The author repeats a ridiculous fallacy that is common and one that tries to lull us into inaction when we think about the possibility that China will be a threat to us:
The other fact is that, if, by chance, China were to choose this awful moment to seek to do with Taiwan what it has done with Hong Kong and Macao -- eliminating them as a separate entity -- there would be virtually nothing the United States could do about it, stretched as we are militarily in Iraq. Fortunately, it is unlikely that China will do what it could do in that domain because it knows that eventually, for a combination of economic and political reasons, Taiwan will drop like a ripe fruit into its hands. Why raise a terrible fuss by grabbing by force what is going to come to you in any case? The Chinese also have a much longer sense of time than Americans do: 50 or 100 years is virtually nothing when your country has a history 7,000 years long and considers itself "the center of the world." [emphasis added]
I'll ignore the ridiculous notion that we couldn't do anything about a Chinese attack on Taiwan because of Iraq. Iraq is an Army and Marine fight. Taiwan would be a naval and aerial battle with limited US ground forces required. Our Navy and Air Force combat units are not tied down in Iraq so we could fight the Chinese if we had to. What the author says after that is what I want to address.
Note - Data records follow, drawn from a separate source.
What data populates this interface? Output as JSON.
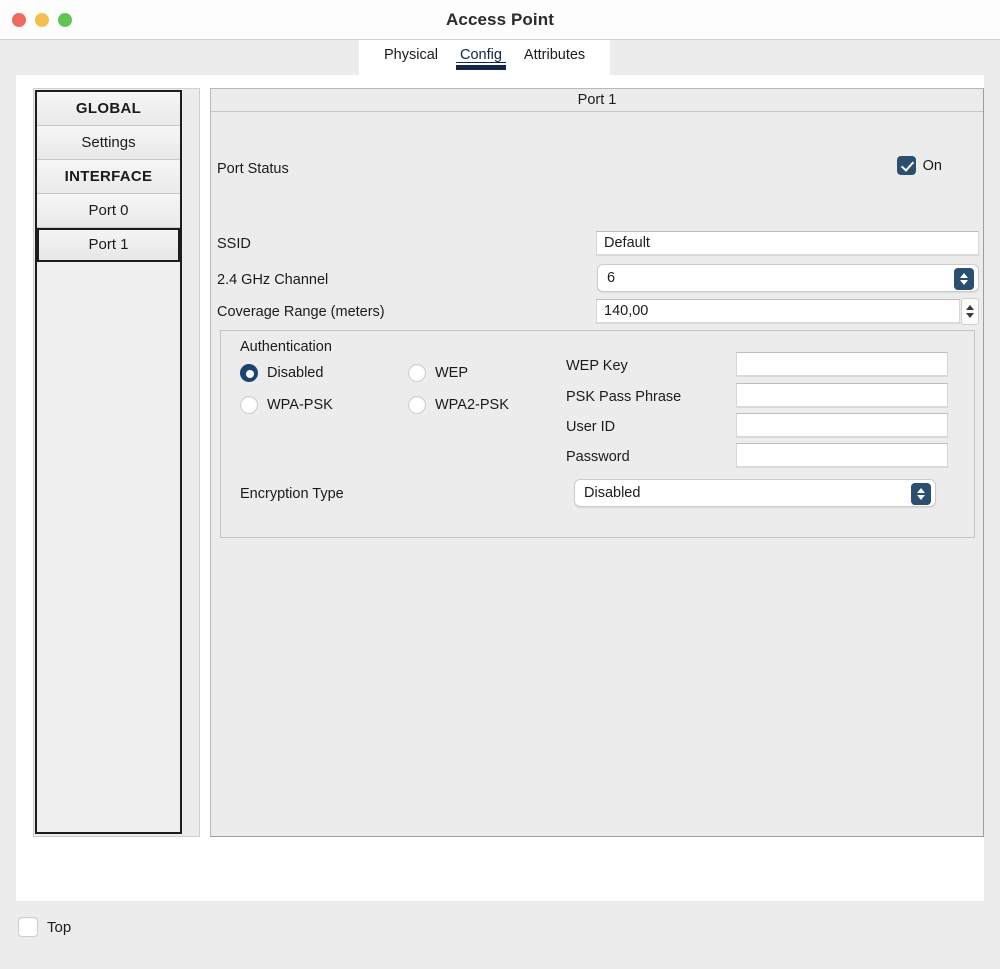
{
  "window": {
    "title": "Access Point",
    "controls": [
      "close",
      "minimize",
      "maximize"
    ]
  },
  "tabs": [
    {
      "label": "Physical",
      "active": false
    },
    {
      "label": "Config",
      "active": true
    },
    {
      "label": "Attributes",
      "active": false
    }
  ],
  "sidebar": {
    "items": [
      {
        "label": "GLOBAL",
        "type": "header",
        "selected": false
      },
      {
        "label": "Settings",
        "type": "item",
        "selected": false
      },
      {
        "label": "INTERFACE",
        "type": "header",
        "selected": false
      },
      {
        "label": "Port 0",
        "type": "item",
        "selected": false
      },
      {
        "label": "Port 1",
        "type": "item",
        "selected": true
      }
    ]
  },
  "panel": {
    "header": "Port 1",
    "port_status": {
      "label": "Port Status",
      "checkbox_label": "On",
      "checked": true
    },
    "ssid": {
      "label": "SSID",
      "value": "Default"
    },
    "channel": {
      "label": "2.4 GHz Channel",
      "value": "6"
    },
    "coverage": {
      "label": "Coverage Range (meters)",
      "value": "140,00"
    },
    "authentication": {
      "title": "Authentication",
      "options": [
        {
          "label": "Disabled",
          "selected": true
        },
        {
          "label": "WEP",
          "selected": false
        },
        {
          "label": "WPA-PSK",
          "selected": false
        },
        {
          "label": "WPA2-PSK",
          "selected": false
        }
      ],
      "fields": [
        {
          "label": "WEP Key",
          "value": ""
        },
        {
          "label": "PSK Pass Phrase",
          "value": ""
        },
        {
          "label": "User ID",
          "value": ""
        },
        {
          "label": "Password",
          "value": ""
        }
      ],
      "encryption": {
        "label": "Encryption Type",
        "value": "Disabled"
      }
    }
  },
  "bottom": {
    "top_checkbox": {
      "label": "Top",
      "checked": false
    }
  },
  "colors": {
    "accent": "#13284c",
    "control_blue": "#2b4f70",
    "radio_on": "#1d4470",
    "window_bg": "#ececec",
    "content_bg": "#ffffff",
    "close": "#ec6a5e",
    "minimize": "#f4bf4f",
    "maximize": "#61c554"
  }
}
What is with this notion that the Chinese don't think in the same terms of time as we do? So what if their civilization is 7,000 years old? Are China's leaders in their early three thousands and looking forward to another thousand years of life? Why on earth would people who will die after lives as short as ours think in terms of a century when they contemplate their policies?
Look, the people that brought us the Great Leap Forward are not people who think that time is virtually irrelevant. They were clearly in a hurry under Mao. And today the Chinese are on a crash program to create the military power to invade Taiwan. I see no assumptions of grabbing Taiwan like a ripe fruit at some far future point of time. I see a country that knows that time is not on its side and that they need to do something soon if they are to do anything at all.
I've said it before, were I God of the Chinese I'd invade Taiwan on the eve of the 2008 Peking Olympics. Nobody would ever suspect the Chinese would mess up that pageant by grabbing Taiwan.
But if you were in Peking and believed that Taiwan was yours and had made recovering the island your justification for power, stated nothing was more important, and saw Taiwan building up forces that by the end of the decade might make Taiwan too tough to crack, wouldn't you sacrifice a mere Olympics game to capture Taiwan?
Heck, the Chinese might just figure that the West's outrage would wear out in a few decades. Because if you think in centuries, the summer Olympics of 2058 or 2108 are really just around the corner. Peking would think nothing of waiting until then, right?
Don't let some mythical longer sense of time lull us into thinking the Chinese aren't trying very hard to get Taiwan by the end of the decade.